On 16 Mar 1802, the United States Military Academy, the first military school in the US,was founded by Congress for the purpose of educating and training young men in the theory and practice of military science. Located at West Point, New York, the US Military Academy is often simply known as West Point.
Located on the high west bank of New York’s Hudson River, West Point was the site of a Revolutionary-era fort built to protect the Hudson River Valley from British attack. In 1780, Patriot General Benedict Arnold, the commander of the fort, agreed to surrender West Point to the British in exchange for 6,000 pounds. However, the plot was uncovered before it fell into British hands, and Arnold fled to the British for protection.
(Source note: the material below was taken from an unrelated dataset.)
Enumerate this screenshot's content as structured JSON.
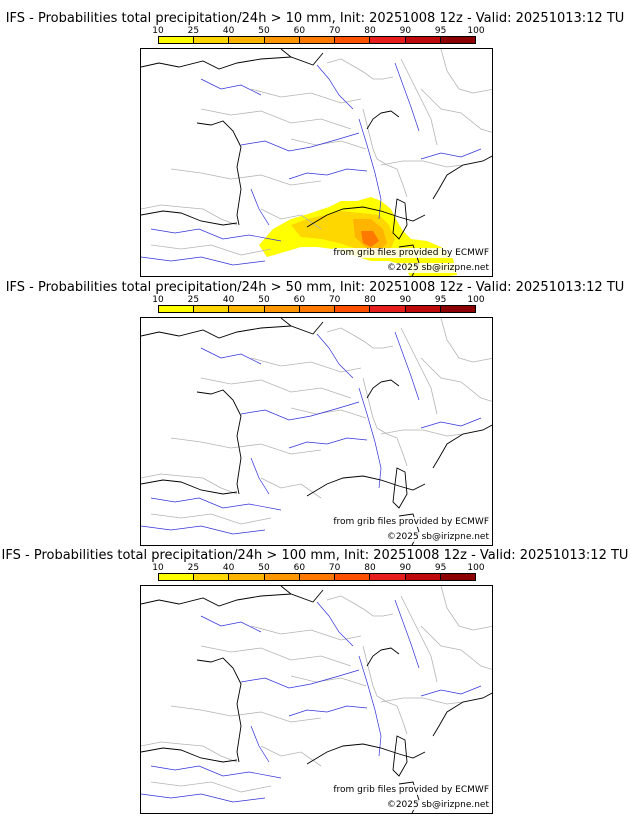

COMING UP ON FRONTLINES OF FREEDOM
On the weekend of March 2-3, General Arnold Punaro will discuss the challenge of our nation’s huge debt and other issues. Vet Pat Harrigan will discuss his service and plans for the future. Col Steve Udovich will share about a new War Memorial, and Skip and I will shoot the bull.
And on the weekend of March 9-10, Steve Wells the CEO of Friends of the Israeli Defense Force, will discuss, yes, Israel. Steve Goreham will return to discuss the non-problem of climate change. And vet Theresa Robinson will discuss women vets.
~ Humor/Puns ~
Is that faux fur or is that fur real?
A man who wants a pretty nurse must be patient.
The whistling fisherman was always out of tuna.
A lion will not cheat on his wife, but a Tiger Wood!
Man who runs in front of car gets tired. Man who runs behind car gets exhausted.
I told my wife that it was her turn to shovel and salt the front steps. All I got was icy stares.
Bank robbery is a safe job.
Ms. Earhart’s loss to aviation could never be ameliorated.
A blood-sucking arachnid from the moon would be a Luna tick.
Those who jump off a Paris bridge are in Seine.
Never upset a cannibal. You might end up in hot water.
Batman bought a fedora. He wanted to be the capped crusader.